[Blink] Blink stores plain word passwords in its config file?

Klaus Darilion klaus.mailinglists at pernau.at
Thu Nov 25 09:38:15 CET 2010



Am 24.11.2010 16:23, schrieb Adrian Georgescu:
> Helo Juha,
>
> Security goes beyond the storage of your account password.
>
> How about your call recordings, chat messages, file transfers and
> history with whom you had conversations? Are they less important than
> your password? They would not fit in the key-chain, would they? This
> data is more important than the password and is stored on your disk
> for anyone to access once you laptop is stolen, isn't it?
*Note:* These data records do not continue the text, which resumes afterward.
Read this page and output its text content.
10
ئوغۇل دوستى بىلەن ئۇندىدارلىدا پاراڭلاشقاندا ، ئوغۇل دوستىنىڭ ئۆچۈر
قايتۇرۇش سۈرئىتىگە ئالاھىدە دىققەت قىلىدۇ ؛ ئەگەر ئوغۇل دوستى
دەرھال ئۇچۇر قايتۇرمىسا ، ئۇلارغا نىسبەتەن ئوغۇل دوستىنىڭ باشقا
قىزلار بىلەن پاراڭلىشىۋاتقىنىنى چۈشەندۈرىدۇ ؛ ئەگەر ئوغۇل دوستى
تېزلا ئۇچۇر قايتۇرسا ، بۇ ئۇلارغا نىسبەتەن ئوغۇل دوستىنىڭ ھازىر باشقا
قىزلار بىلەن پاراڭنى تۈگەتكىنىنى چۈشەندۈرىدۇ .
It depends on how valuable your conversation is - I think in my cases 
the password is more important :-)

> Losing my password is the last worry I have, what can the damage be
> for losing my password? 20 dollars for accessing the PSTN?
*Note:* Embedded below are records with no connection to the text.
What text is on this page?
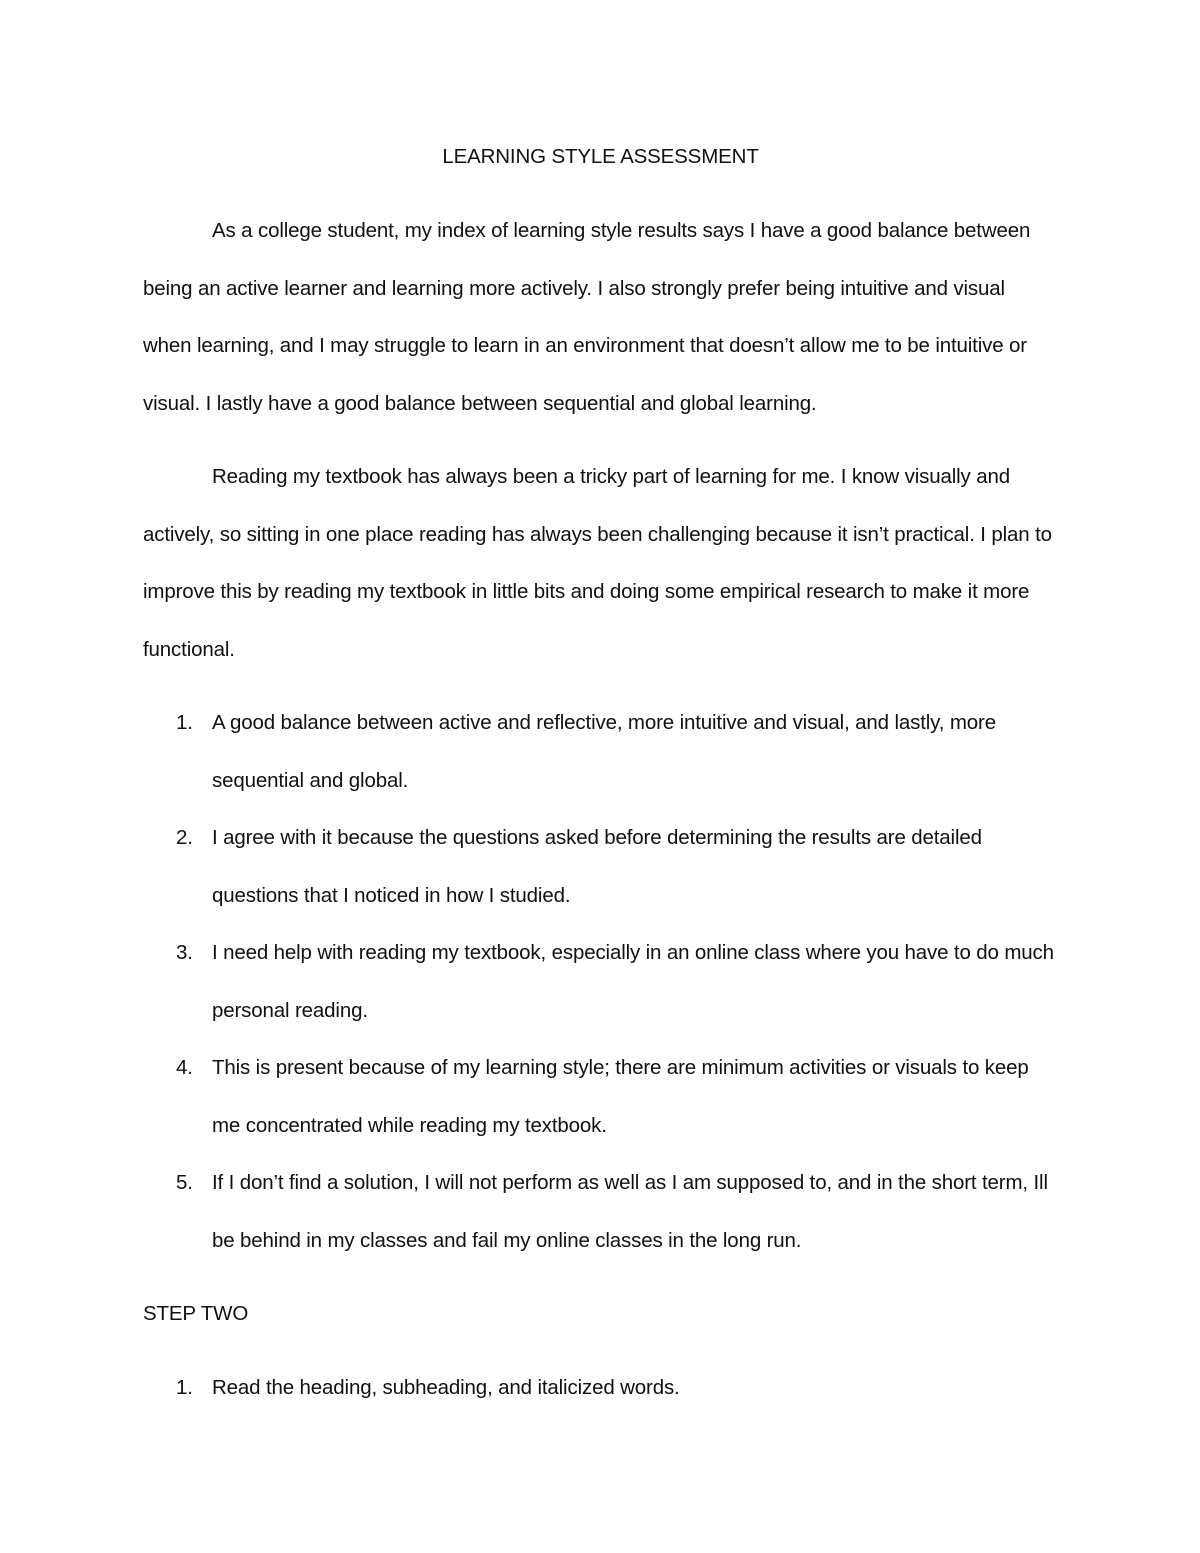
LEARNING STYLE ASSESSMENT

As a college student, my index of learning style results says I have a good balance between being an active learner and learning more actively. I also strongly prefer being intuitive and visual when learning, and I may struggle to learn in an environment that doesn’t allow me to be intuitive or visual. I lastly have a good balance between sequential and global learning.

Reading my textbook has always been a tricky part of learning for me. I know visually and actively, so sitting in one place reading has always been challenging because it isn’t practical. I plan to improve this by reading my textbook in little bits and doing some empirical research to make it more functional.

1. A good balance between active and reflective, more intuitive and visual, and lastly, more sequential and global.
2. I agree with it because the questions asked before determining the results are detailed questions that I noticed in how I studied.
3. I need help with reading my textbook, especially in an online class where you have to do much personal reading.
4. This is present because of my learning style; there are minimum activities or visuals to keep me concentrated while reading my textbook.
5. If I don’t find a solution, I will not perform as well as I am supposed to, and in the short term, Ill be behind in my classes and fail my online classes in the long run.

STEP TWO

1. Read the heading, subheading, and italicized words.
If you have pre-paid. If not you can get a quiet high telephone-bill (no 
provider has bullet-proof fraud detection systems)
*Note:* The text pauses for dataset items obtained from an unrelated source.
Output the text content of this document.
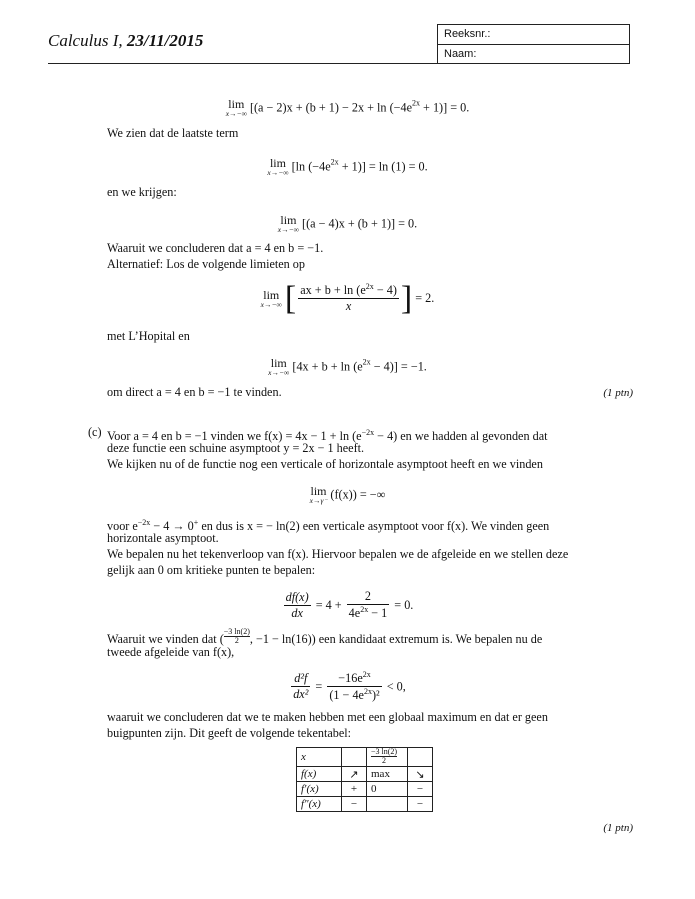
Calculus I, 23/11/2015	Reeksnr.:
Naam:
lim
x→−∞ $[(a - 2)x + (b + 1) - 2x + \ln (-4e^{2x} + 1)] = 0$.
We zien dat de laatste term
lim
x→−∞ [ln $(-4e^{2x} + 1)] = \ln (1) = 0$.
en we krijgen:
lim
x→−∞ [(a − 4)x + (b + 1)] = 0.
Waaruit we concluderen dat a = 4 en b = −1.
Alternatief: Los de volgende limieten op
lim
x→−∞ [ $\frac{ax + b + \ln (e^{2x} - 4)}{x}$ ] = 2.
met L’Hopital en
lim
x→−∞ $[4x + b + \ln (e^{2x} - 4)] = -1$.
om direct a = 4 en b = −1 te vinden.	(1 ptn)
(c) Voor a = 4 en b = −1 vinden we $f(x) = 4x - 1 + \ln (e^{-2x} - 4)$ en we hadden al gevonden dat
deze functie een schuine asymptoot y = 2x − 1 heeft.
We kijken nu of de functie nog een verticale of horizontale asymptoot heeft en we vinden
lim
x→γ⁻ (f(x)) = −∞
voor $e^{-2x} - 4 \to 0^+$ en dus is x = − ln(2) een verticale asymptoot voor f(x). We vinden geen
horizontale asymptoot.
We bepalen nu het tekenverloop van f(x). Hiervoor bepalen we de afgeleide en we stellen deze
gelijk aan 0 om kritieke punten te bepalen:
$\frac{df(x)}{dx} = 4 + \frac{2}{4e^{2x} - 1} = 0$.
Waaruit we vinden dat ( $\frac{-3 \ln(2)}{2}$ , −1 − ln(16)) een kandidaat extremum is. We bepalen nu de
tweede afgeleide van f(x),
$\frac{\text{d²f}}{\text{dx²}} = \frac{-16e^{2x}}{(1 - 4e^{2x})^2} < 0$,
waaruit we concluderen dat we te maken hebben met een globaal maximum en dat er geen
buigpunten zijn. Dit geeft de volgende tekentabel:
x		$\frac{-3 \ln(2)}{2}$

f(x)	↗	max	↘
f′(x)	+	0	−
f″(x)	−		−
(1 ptn)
> Seriously, when it has to do my personal communications, I have much
> more to lose when my laptop gets stolen, namely the data that has
> more value than the password. The password I can change but if my
> personal data ends up in other's hands is  expensive to cope with the
> consequences.

True. But the good thing is that usually you notice if someone steals 
your laptop. If someone steals your password you do not notice.

> Investing in protecting a password with a convoluted scheme even as
> widely used as keychain where people check the box to remember
> everything anyway as they get annoyed by the same question over and
> over again, adds little value for an open source program that can
> print the password with only one line of code once extracted from the
> keychain.
>
> Encrypting your home directory is the only things that can protect
> all your data, not just the password.

I wonder if there is a way to prevent that blink gets modified?